Evaluates an inst statement.

Parameters

mir	The MIR struct where to add the intermediate represetation.
module	Mya module where the statement is in.
ast	The AST node where start the statement.

eval_register()

void eval_register	(	mir_t *	mir,
		module_t *	module,
		ast_node_t *	ast )

Evaluates a register statement.

Parameters

mir	The MIR struct where to add the intermediate represetation.
module	Mya module where the statement is in.
ast	The AST node where start the statement.

Definition at line 7 of file eval_register.c.

{
  if (ast->type != NT_STATEMENT || ast->token->value != KEY_REGISTER) {
    module_add_error(
      module,
      ast->token->line,
      ast->token->column,
      ast->token->lexeme.length,
      "Unexpected token where is expected a register statement."
    );
 
    return;
  }
 
  ast_node_t* node_name = &ast->children[0];
  ast_node_t* node_size = &ast->children[1];
  ast_node_t* node_spec = &ast->children[2];
 
  int64_t size = eval_expression(&mir->variables, module, node_size);
  if (size < 0 || size > 4096) {
    module_add_error(
      module,
      node_size->token->line,
      node_size->token->column,
      node_size->token->lexeme.length,
      "Register size should be between 0 and 4096."
    );
 
    return;
  }
 
  mir_register_t* reg = mir_add_register(mir, node_name->token->lexeme.data, size);
  eval_bitfield_spec(&reg->spec, module, node_spec, &mir->variables);
}

eval_set()

void eval_set	(	mir_t *	mir,
		module_t *	module,
		ast_node_t *	ast )

Evaluates a set statement.

Parameters

mir	The MIR struct where to add the intermediate represetation.
module	Mya module where the statement is in.
ast	The AST node where start the statement.

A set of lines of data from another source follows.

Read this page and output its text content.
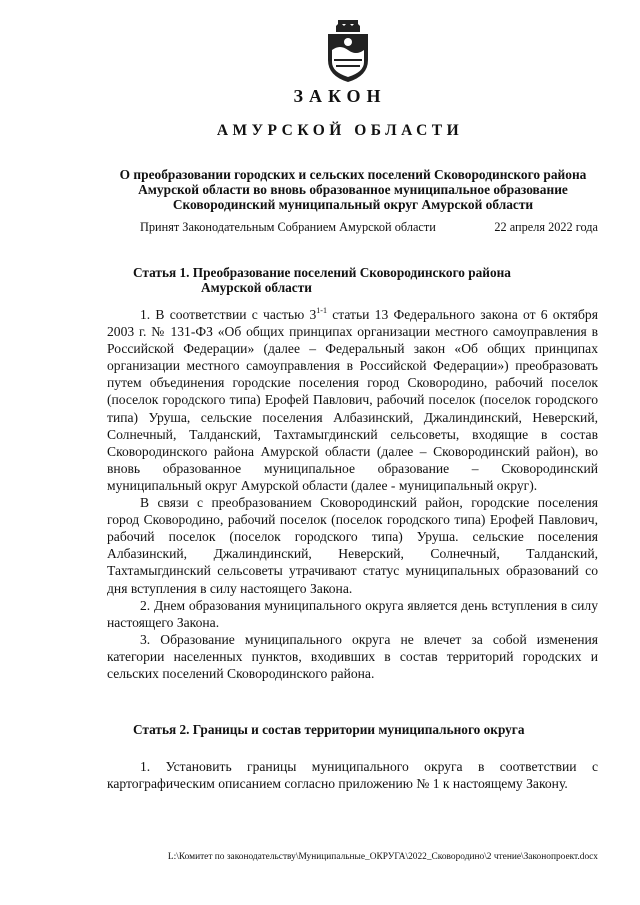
ЗАКОН
АМУРСКОЙ ОБЛАСТИ
О преобразовании городских и сельских поселений Сковородинского района Амурской области во вновь образованное муниципальное образование Сковородинский муниципальный округ Амурской области
Принят Законодательным Собранием Амурской области	22 апреля 2022 года
Статья 1. Преобразование поселений Сковородинского района
Амурской области

1. В соответствии с частью 3$^{1-1}$ статьи 13 Федерального закона от 6 октября 2003 г. № 131-ФЗ «Об общих принципах организации местного самоуправления в Российской Федерации» (далее – Федеральный закон «Об общих принципах организации местного самоуправления в Российской Федерации») преобразовать путем объединения городские поселения город Сковородино, рабочий поселок (поселок городского типа) Ерофей Павлович, рабочий поселок (поселок городского типа) Уруша, сельские поселения Албазинский, Джалиндинский, Неверский, Солнечный, Талданский, Тахтамыгдинский сельсоветы, входящие в состав Сковородинского района Амурской области (далее – Сковородинский район), во вновь образованное муниципальное образование – Сковородинский муниципальный округ Амурской области (далее - муниципальный округ).

В связи с преобразованием Сковородинский район, городские поселения город Сковородино, рабочий поселок (поселок городского типа) Ерофей Павлович, рабочий поселок (поселок городского типа) Уруша. сельские поселения Албазинский, Джалиндинский, Неверский, Солнечный, Талданский, Тахтамыгдинский сельсоветы утрачивают статус муниципальных образований со дня вступления в силу настоящего Закона.

2. Днем образования муниципального округа является день вступления в силу настоящего Закона.

3. Образование муниципального округа не влечет за собой изменения категории населенных пунктов, входивших в состав территорий городских и сельских поселений Сковородинского района.

Статья 2. Границы и состав территории муниципального округа

1. Установить границы муниципального округа в соответствии с картографическим описанием согласно приложению № 1 к настоящему Закону.

L:\Комитет по законодательству\Муниципальные_ОКРУГА\2022_Сковородино\2 чтение\Законопроект.docx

Definition at line 8 of file eval_set.c.

{
  if (ast->type != NT_STATEMENT || ast->token->value != KEY_SET) {
    module_add_error(
      module,
      ast->token->line,
      ast->token->column,
      ast->token->lexeme.length,
      "Unexpected token where is expected a set statement."
    );
 
    return;
  }
 
  ast_node_t* node_var = &ast->children[0];
  ast_node_t* node_value = &ast->children[1];
 
  int64_t value = eval_expression(&mir->variables, module, node_value);
  hashtable_set(&mir->variables, node_var->token->lexeme.data, value);
}